No dia 27/10/2011 a PM abordou três estudantes na Faculdade de Filosofia, Letras e Ciências Humanas (FFLCH) da Universidade de São Paulo (USP) e agiu de forma truculenta, acusando-os de consumo de maconha. A ação foi o estopim para a mobilização de 500 estudantes para barrar a militarização da USP e combater a gestão duvidosa do reitor João Grandino Rodas, investigado por corrupção pelo Ministério Público.

Diante da tentativa da PM em prender os três estudantes outros foram se aproximando para impedir a ação e a polícia foi chamando reforços: chegaram ao menos 15 viaturas e centenas de estudantes e professores. Durante 3 horas de tensão crescente a polícia fez ameaças e ofensas verbais, até que finalmente atacou com gás lacrimogênio, spray de pimenta, bala de borracha e cassetete, num confronto que durou meia hora. O Prof. Lincoln Secco afirma que viu os estudantes "enpunhando livros contra policiais atônitos". Em seguida 500 estudantes decidiram em assembléia ocupar a administração da FFLCH até que o reitor João Grandino Rodas rompa o convênio que assinou vinculando a USP à PM e cesse o processo de militarização da universidade.

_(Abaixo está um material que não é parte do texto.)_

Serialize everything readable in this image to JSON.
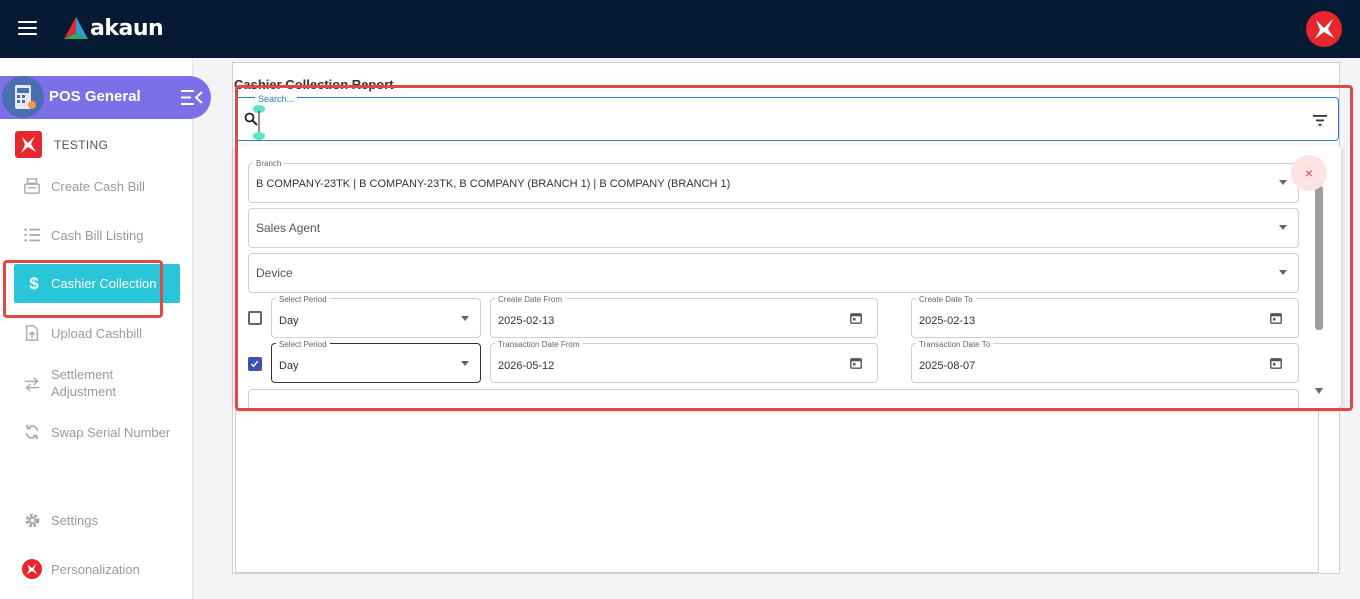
{
  "header": {
    "app_name": "akaun"
  },
  "sidebar": {
    "app_title": "POS General",
    "org_name": "TESTING",
    "items": [
      {
        "label": "Create Cash Bill",
        "icon": "cash-register-icon"
      },
      {
        "label": "Cash Bill Listing",
        "icon": "list-icon"
      },
      {
        "label": "Cashier Collection",
        "icon": "dollar-icon",
        "active": true
      },
      {
        "label": "Upload Cashbill",
        "icon": "upload-icon"
      },
      {
        "label": "Settlement",
        "label2": "Adjustment",
        "icon": "swap-arrows-icon"
      },
      {
        "label": "Swap Serial Number",
        "icon": "refresh-icon"
      }
    ],
    "bottom_items": [
      {
        "label": "Settings",
        "icon": "gear-icon"
      },
      {
        "label": "Personalization",
        "icon": "brand-icon"
      }
    ]
  },
  "main": {
    "report_title": "Cashier Collection Report",
    "search": {
      "label": "Search...",
      "value": ""
    },
    "filters": {
      "branch": {
        "label": "Branch",
        "value": "B COMPANY-23TK | B COMPANY-23TK, B COMPANY (BRANCH 1) | B COMPANY (BRANCH 1)"
      },
      "sales_agent": {
        "placeholder": "Sales Agent"
      },
      "device": {
        "placeholder": "Device"
      },
      "create_row": {
        "checked": false,
        "period_label": "Select Period",
        "period_value": "Day",
        "from_label": "Create Date From",
        "from_value": "2025-02-13",
        "to_label": "Create Date To",
        "to_value": "2025-02-13"
      },
      "transaction_row": {
        "checked": true,
        "period_label": "Select Period",
        "period_value": "Day",
        "from_label": "Transaction Date From",
        "from_value": "2026-05-12",
        "to_label": "Transaction Date To",
        "to_value": "2025-08-07"
      },
      "close_symbol": "×"
    }
  },
  "colors": {
    "topbar": "#061a33",
    "accent_purple": "#7d6fe8",
    "active_cyan": "#29c5d9",
    "highlight_red": "#e04848",
    "checkbox_blue": "#3f51b5",
    "search_blue": "#2a80c8"
  }
}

Em entrevista ao blog do Sakamoto, manifestantes afirmam que "historicamente, o movimento social organizado na USP obteve a conquista da autonomia universitária. Isto significa afirmar uma concepção de universidade como espaço de livre pensamento, organização e manifestação. A autonomia também se refere à segurança. Por isso, temos na USP a Guarda Universitária. A presença de forças militares no campus não apenas em história longínqua, como também em anos recentes, não esteve relacionada à garantia de segurança e ao combate ao crime, mas sim à repressão política ao movimento social da Universidade. Em 2009, por exemplo, a Polícia Militar transformou o campus do Butantã numa praça de batalha ao reprimir um movimento grevista."